Kirron Kher returns to television with ‘India has got talent’

She is the new resident mother in Hindi cinema, replacing the contented self-effacing Nirupa Roy version with a much more decisive one. “I believe the self-effacing types were long gone,” says Kirron Kher. “Film characters evolve with the changes in the society, and the role of mothers has undergone a tremendous change in the world we live in,” explains Kirron, who has reflected that change from ‘Devdas’ to ‘Dostana.’

However, she takes umbrage if you fit her only in the bracket of celluloid mother. “That way Shah Rukh has only been playing a son through out his career.” Remind her that actors are put in that bracket if they largely appear in scripts where the entire focus is on the son or the daughter, and she says: “I would prefer if you call it a supporting role.”

New role

Kirron returns to television with ‘India Has Got Talent’ as part of the jury. Still remembered for her pricking questions put with characteristic poise in ‘Purushshetra,’Kirron says: “I accepted the offer because I liked the concept. In ‘India…’ anybody who has got some talent will get his or her proverbial 15 seconds of fame, which I believe almost every Indian is looking for these days. Now, even mothers want to have a share of their kids’ fame and talent. It used to be the American way of life, but we are fast reaching there.”

Kirron says the concept is different, in that, it will not focus only on singers. “We have classical dancers, folk dancers, boys on roller skates, baazigars, trapeze artistes…”

The challenge is to make your act interesting in the given two minutes. “And there is no age bar. In the U.K version of the show, Susan Boyle surprised everybody with her singing prowess. I believe we also have many people who haven’t got a platform.”

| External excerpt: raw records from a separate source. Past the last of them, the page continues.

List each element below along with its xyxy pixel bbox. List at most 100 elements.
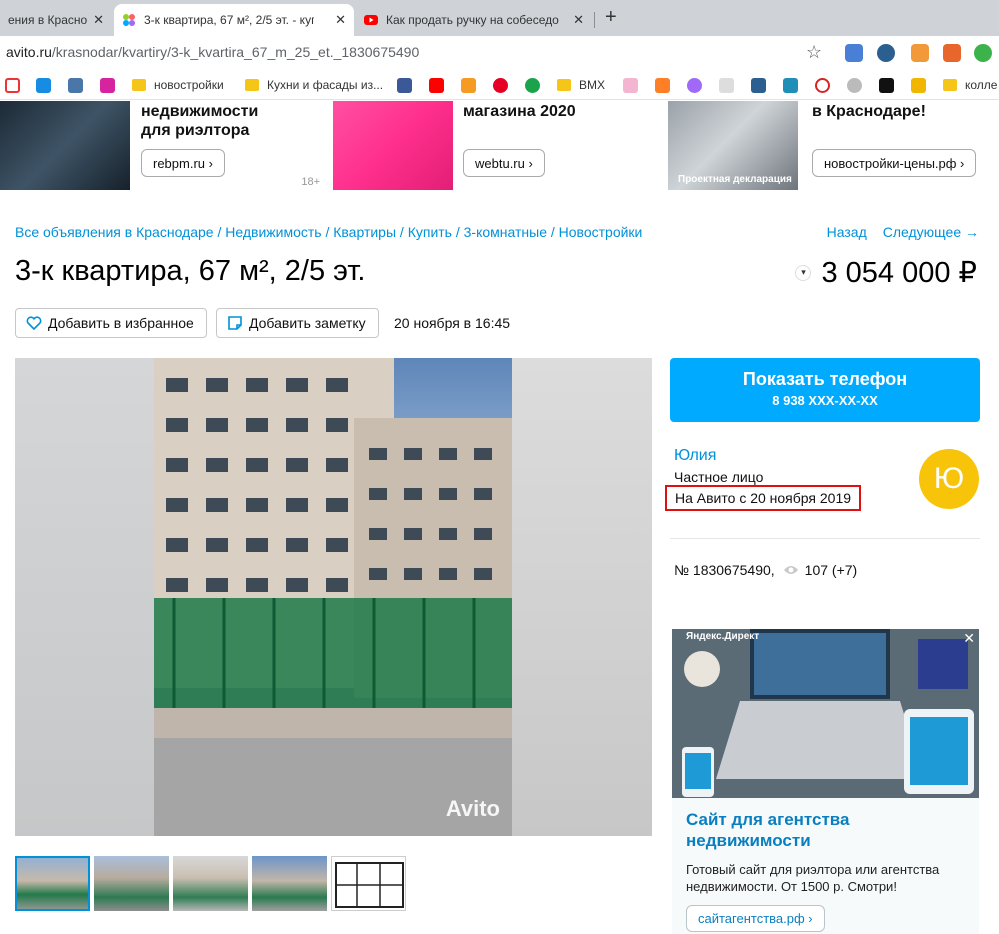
gallery-blur-left [15,358,155,836]
odnoklassniki-icon[interactable] [461,77,484,93]
extension-icon[interactable] [974,44,992,62]
unicorn-icon[interactable] [623,77,646,93]
divider [670,538,980,539]
bookmark-label: Кухни и фасады из... [267,78,384,92]
thumbnail[interactable] [15,856,90,911]
pinterest-icon[interactable] [493,77,516,93]
close-icon[interactable]: ✕ [963,630,975,647]
thumbnail[interactable] [173,856,248,911]
close-icon[interactable]: ✕ [93,12,104,28]
eye-icon [783,566,798,574]
thumbnail-floorplan[interactable] [331,856,406,911]
mail-icon[interactable] [36,77,59,93]
breadcrumb-link[interactable]: 3-комнатные [464,224,547,240]
eye-icon[interactable] [847,77,870,93]
avito-icon[interactable] [687,77,710,93]
green-circle-icon[interactable] [525,77,548,93]
ad-title[interactable]: Сайт для агентства недвижимости [686,809,850,851]
ad-link-button[interactable]: сайтагентства.рф › [686,905,825,932]
breadcrumb-link[interactable]: Все объявления в Краснодаре [15,224,214,240]
bookmarks-bar: новостройки Кухни и фасады из... BMX кол… [0,70,999,100]
listing-id: № 1830675490, [674,562,775,578]
note-icon [228,316,242,330]
copyright-icon[interactable] [815,77,838,93]
add-favorite-button[interactable]: Добавить в избранное [15,308,207,338]
add-note-button[interactable]: Добавить заметку [216,308,379,338]
a-icon[interactable] [879,77,902,93]
tab-title: Как продать ручку на собеседо [386,13,559,27]
star-icon[interactable]: ☆ [806,42,822,63]
publish-date: 20 ноября в 16:45 [394,315,511,331]
b-icon[interactable] [719,77,742,93]
youtube-icon[interactable] [429,77,452,93]
ad-link-button[interactable]: новостройки-цены.рф › [812,149,977,177]
yandex-direct-label: Яндекс.Директ [686,631,760,642]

However, such shows are proving to be shortcuts, which give a false idea of fame to young boys and girls, rendering them vulnerable to failure. “See, I know failure is the biggest teacher, but my experience says not many can handle failure gracefully. There are only very few, who can take failure as a milestone, and that’s what makes them extraordinary. On our part, those who are not good enough are being told bluntly that they are wasting their time.”